No Child Left Behind. And No Child Left Unmedicated

     By Robert Carter/December 15, 2024

     The No Child Left Behind Act was a federal law passed in 2001 with the stated intention of improving the academic performance of American youth. A particular focus was on children from disadvantaged homes. Under the program any ADHD-diagnosed child qualified for special education services, and Medicaid and other funding would even pay for their psychotropic medication.

    Consequently, between 2003 and 2007 there was a 57 percent increase in ADHD diagnoses among disadvantaged children from poorer, less-resourced schools. Children receiving benefits under Temporary Assistance for Needy Families (TANF) are diagnosed with ADHD at a rate 1.7 times higher than children not on TANF.

     Nearly 11 percent of the 1.6 million American Indian and Alaska Native children under the age of eighteen have been labeled with ADHD, the highest of any ethnic category of disadvantaged youth.

     Their prescription medications – including those amphetamines like Adderall, Concerta and Vyvanse for treating ADHD – can be covered by the Medicare Prescription Drug, Improvement, and Modernization Act of 2003.

     That’s easy money for the Big Pharma manufacturers of these amphetamine based stimulants.

     Unfortunately, that’s almost 200,000 Native American youth being subjected to the dangerous side effects experienced by almost half of those who take these stimulants: trouble sleeping, irritability, high blood pressure, tics, anxiety, depression.

     There’s another even scarier factor in that high incidence of Native American children being targeted with ADHD diagnoses.

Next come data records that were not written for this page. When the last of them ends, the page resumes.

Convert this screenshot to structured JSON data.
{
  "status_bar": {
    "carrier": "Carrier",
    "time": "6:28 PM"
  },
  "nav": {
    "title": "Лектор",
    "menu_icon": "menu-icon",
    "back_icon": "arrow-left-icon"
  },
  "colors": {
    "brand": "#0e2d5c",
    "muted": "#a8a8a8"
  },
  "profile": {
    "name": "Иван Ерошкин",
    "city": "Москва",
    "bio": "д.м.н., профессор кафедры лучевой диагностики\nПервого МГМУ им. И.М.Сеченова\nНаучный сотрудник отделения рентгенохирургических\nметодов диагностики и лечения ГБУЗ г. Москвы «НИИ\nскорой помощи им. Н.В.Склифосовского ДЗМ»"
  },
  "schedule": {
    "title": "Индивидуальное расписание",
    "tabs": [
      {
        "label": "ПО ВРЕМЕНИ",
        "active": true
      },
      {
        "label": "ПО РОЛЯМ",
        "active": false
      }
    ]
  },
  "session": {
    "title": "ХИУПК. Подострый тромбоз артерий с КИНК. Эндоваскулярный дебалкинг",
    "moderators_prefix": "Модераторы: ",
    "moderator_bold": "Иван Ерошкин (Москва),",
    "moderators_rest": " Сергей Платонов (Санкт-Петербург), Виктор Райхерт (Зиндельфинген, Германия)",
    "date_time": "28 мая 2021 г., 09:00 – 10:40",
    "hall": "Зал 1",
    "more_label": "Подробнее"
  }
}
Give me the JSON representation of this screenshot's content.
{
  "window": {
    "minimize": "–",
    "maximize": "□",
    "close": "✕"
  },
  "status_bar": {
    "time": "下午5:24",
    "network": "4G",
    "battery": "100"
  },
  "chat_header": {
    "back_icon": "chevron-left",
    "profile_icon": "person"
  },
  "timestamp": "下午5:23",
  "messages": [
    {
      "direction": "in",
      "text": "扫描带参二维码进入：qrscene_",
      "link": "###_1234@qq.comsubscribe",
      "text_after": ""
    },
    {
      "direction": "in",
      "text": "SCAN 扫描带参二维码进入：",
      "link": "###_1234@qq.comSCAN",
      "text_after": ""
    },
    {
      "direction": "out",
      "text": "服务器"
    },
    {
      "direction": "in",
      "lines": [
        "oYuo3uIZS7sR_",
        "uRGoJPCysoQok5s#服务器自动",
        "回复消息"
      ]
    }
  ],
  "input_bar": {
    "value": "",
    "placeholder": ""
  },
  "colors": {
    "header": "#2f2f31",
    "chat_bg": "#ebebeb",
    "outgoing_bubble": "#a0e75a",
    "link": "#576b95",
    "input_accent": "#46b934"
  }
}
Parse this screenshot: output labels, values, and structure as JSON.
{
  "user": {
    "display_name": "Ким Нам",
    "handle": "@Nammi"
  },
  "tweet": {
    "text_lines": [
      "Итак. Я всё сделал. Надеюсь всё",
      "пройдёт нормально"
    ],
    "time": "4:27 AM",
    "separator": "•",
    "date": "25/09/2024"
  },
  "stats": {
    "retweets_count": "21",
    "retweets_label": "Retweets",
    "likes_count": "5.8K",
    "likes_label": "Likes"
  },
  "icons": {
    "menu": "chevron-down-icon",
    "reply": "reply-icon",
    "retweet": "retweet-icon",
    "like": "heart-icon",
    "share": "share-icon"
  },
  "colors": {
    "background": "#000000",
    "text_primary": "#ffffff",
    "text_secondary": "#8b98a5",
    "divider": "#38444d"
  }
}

     In 2013 Psychiatrist Elise Leonard, a deputy director of behavioral health for the U.S. Department of Health Human Services Indian Health Service, Phoenix, asserted that ADHD is “about 80 percent genetically determined.” That idea of a biological cause has of course long since been thoroughly debunked.

     But Psychiatrist Leonard’s bogus assertion follows a long history, going back to the early 1900s, of labeling Native Americans “feebleminded” and the American eugenics movement’s targeting of indigenous Americans for elimination.

     Psychologist Lewis Terman, a prominent advisor to the American Eugenics Society, published a paper in Psycho-Asthenics that he’d presented to the Eugenics Society on “borderline cases” in which he describes children having “racial dullness without feeblemindedness in the ordinary sense.” In it Terman wrote “Our experience shows that
the average child of Mexican or half-breed Indian parentage falls somewhere near this level.”

     Terman theorized that a national eugenics movement would assist in “curtailing the reproduction of feeblemindedness and in the elimination of an enormous amount of crime, pauperism, and industrial inefficiency.”

     In 1928 Terman joined the Human Betterment Foundation, a Pasadena-based eugenics group that promoted the enforcement of compulsory sterilization laws in California.

     Terman’s own Stanford-Binet test for IQ was used until the 1960s to satisfy the legal criteria needed for the compulsory sterilization of the feebleminded in numerous state laws that could affect an unknown number of Native children and adults. Such laws were closely scrutinized (and admired) by visiting German psychiatrists who had themselves been charged with constructing the Nazi race extermination policies, per the Indian Country Today News.

     Terman was a firm believer in attempts to improve the human race through selective and restrictive breeding. His “racial dullness and feeble-mindedness” concepts not only made their way into popular culture, but they also became part of the description of ADD, the precursor of ADHD, in the early DSMs.

     All of which points to an uncomfortable harmonic between earlier Nazi psychiatrists labeling and then exterminating ethnic populations and the current indiscriminate and sometimes marginally racist categories of “mental disorder” voted on by American psychiatrists for inclusion in their DSMs.